Since this crashes without a templated class, but removing the template from the above test case causes it to not fail, it sounds like some sort of alignment issue (memory or the planets maybe?) Like the wrong offset into memory is being used (it is a segfault) but it won't be triggered unless the object is a certain size? The other thing that is weird is it doesn't happen on the first shot, which is why both test cases have an infinite loop.

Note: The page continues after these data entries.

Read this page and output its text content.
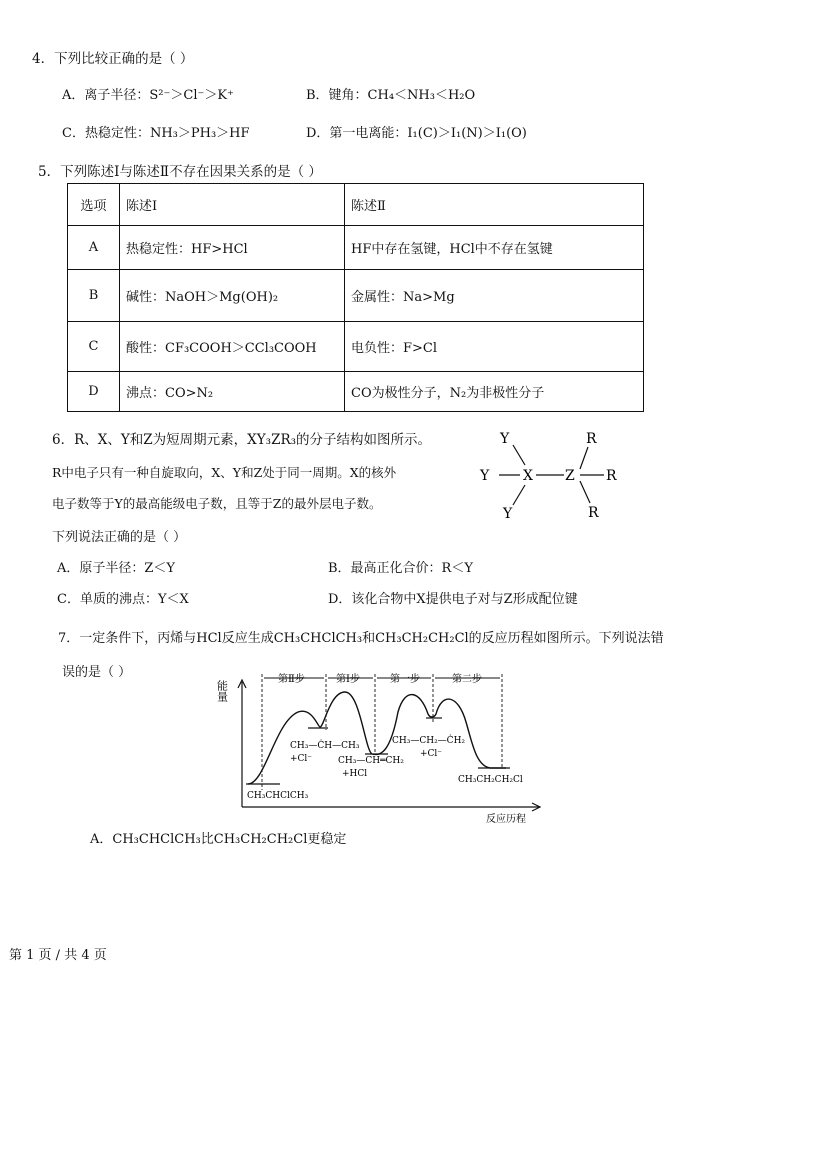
4．下列比较正确的是（ ）
A．离子半径：S²⁻＞Cl⁻＞K⁺	B．键角：CH₄＜NH₃＜H₂O
C．热稳定性：NH₃＞PH₃＞HF	D．第一电离能：I₁(C)＞I₁(N)＞I₁(O)
5．下列陈述Ⅰ与陈述Ⅱ不存在因果关系的是（ ）
选项	陈述Ⅰ	陈述Ⅱ
A	热稳定性：HF>HCl	HF中存在氢键，HCl中不存在氢键
B	碱性：NaOH＞Mg(OH)₂	金属性：Na>Mg
C	酸性：CF₃COOH＞CCl₃COOH	电负性：F>Cl
D	沸点：CO>N₂	CO为极性分子，N₂为非极性分子
6．R、X、Y和Z为短周期元素，XY₃ZR₃的分子结构如图所示。
R中电子只有一种自旋取向，X、Y和Z处于同一周期。X的核外
电子数等于Y的最高能级电子数，且等于Z的最外层电子数。
下列说法正确的是（ ）
A．原子半径：Z＜Y	B．最高正化合价：R＜Y
C．单质的沸点：Y＜X	D．该化合物中X提供电子对与Z形成配位键
Y
Y
Y
X Z
R
R
R
7．一定条件下，丙烯与HCl反应生成CH₃CHClCH₃和CH₃CH₂CH₂Cl的反应历程如图所示。下列说法错
误的是（ ）
能量
反应历程
第Ⅱ步	第Ⅰ步	第一步	第二步
CH₃CHClCH₃
CH₃—ĊH—CH₃
+Cl⁻	CH₃—CH═CH₂
+HCl
CH₃—CH₂—ĊH₂
+Cl⁻
CH₃CH₂CH₂Cl
A．CH₃CHClCH₃比CH₃CH₂CH₂Cl更稳定
第 1 页 / 共 4 页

I suspect I'm one of the few, if not the only one, using Fiber... I guess I just come from a different background which makes my favorite design pattern monothreading. ;-)

import tango.core.Thread;

class boo {
  double x;
  this(double z) {
    x = z;
  }
  int opCmp(boo o){
    if (x < o.x)
      return -1;
    else if (x > o.x)
      return 1;
    return 0;
  }
}

void main() {
  while(1) {
    auto fun = delegate void() {
      auto x = new boo(1.0);
      auto y = new boo(2.0);

      auto n = x > y;
    };
    auto x = new Fiber(fun);
    x.call();
  }
}

Posted: 05/04/07 16:07:27

I haven't been able to reproduce this with DMD on Win32 or Linux. I suppose you're using GDC?

Posted: 05/04/07 20:24:38

hrm, the above example isn't crashing for me either, this one does crash for me with both dmd-1.014 and gdc-0.23 on linux Ubuntu x86.

import tango.core.Thread;

interface IDelayedCall {
  int opCmp(IDelayedCall o);
}

class DelayedCall(Callable) : IDelayedCall {
  Callable f;

  this(Callable f){
    this.f = f;
  }

  int opCmp(IDelayedCall o) {
    return 0;
  }
}

void main() {
  auto f = delegate void() {};
  auto fun = delegate void() {
    auto m = new DelayedCall!(void delegate())(f);
    auto n = new DelayedCall!(void delegate())(f);
    auto a = m > n;
  };
  Fiber x;

  while(1) {
    x = new Fiber(fun);
    x.call();
  }
}

Posted: 05/21/07 15:23:50

Weird. On Win32, that app exits almost immediately with no error. Which it shouldn't. I'll look into it.

Posted: 05/21/07 20:01:25

For what it's worth, I've got the repro trimmed down to this:

import tango.core.Thread;

void fun()
{
    auto m = new Object;
    auto n = new Object;
    auto a = m > n;
}

void main()
{
    Fiber x = new Fiber(&fun);

    while(1)
    {
        x.call();
        x.reset();
    }
}

Interestingly, if I replace the objects with int pointers:

void fun()
{
    auto m = new int;
    auto n = new int;
    auto a = *m > *n;
}

The app works, so it's almost definitely with the Fiber code rather than the GC code. I don't understand how this error can occur intermittently though, since the same Fiber is being re-used across all calls. I'll keep experimenting, but this one may take me a while to figure out.

Posted: 05/22/07 04:23:59

After I logged off I realized that the only way for this sample to exhibit unpredictable behavior (which it does) is if the problem is somehow related to garbage collection. So I played with things a bit and figured out the problem. Basically, if a collection occurs when Fiber is running but before that Fiber has called Fiber.yield() at least once, then any data referenced by only that Fiber will be cleaned up. I can't believe no one has seen this before now. You must be the only person using Fibers regularly :-) In any case, this is the result of a minor oversight on my part, and it's a one line fix. I'll check in the change tomorrow.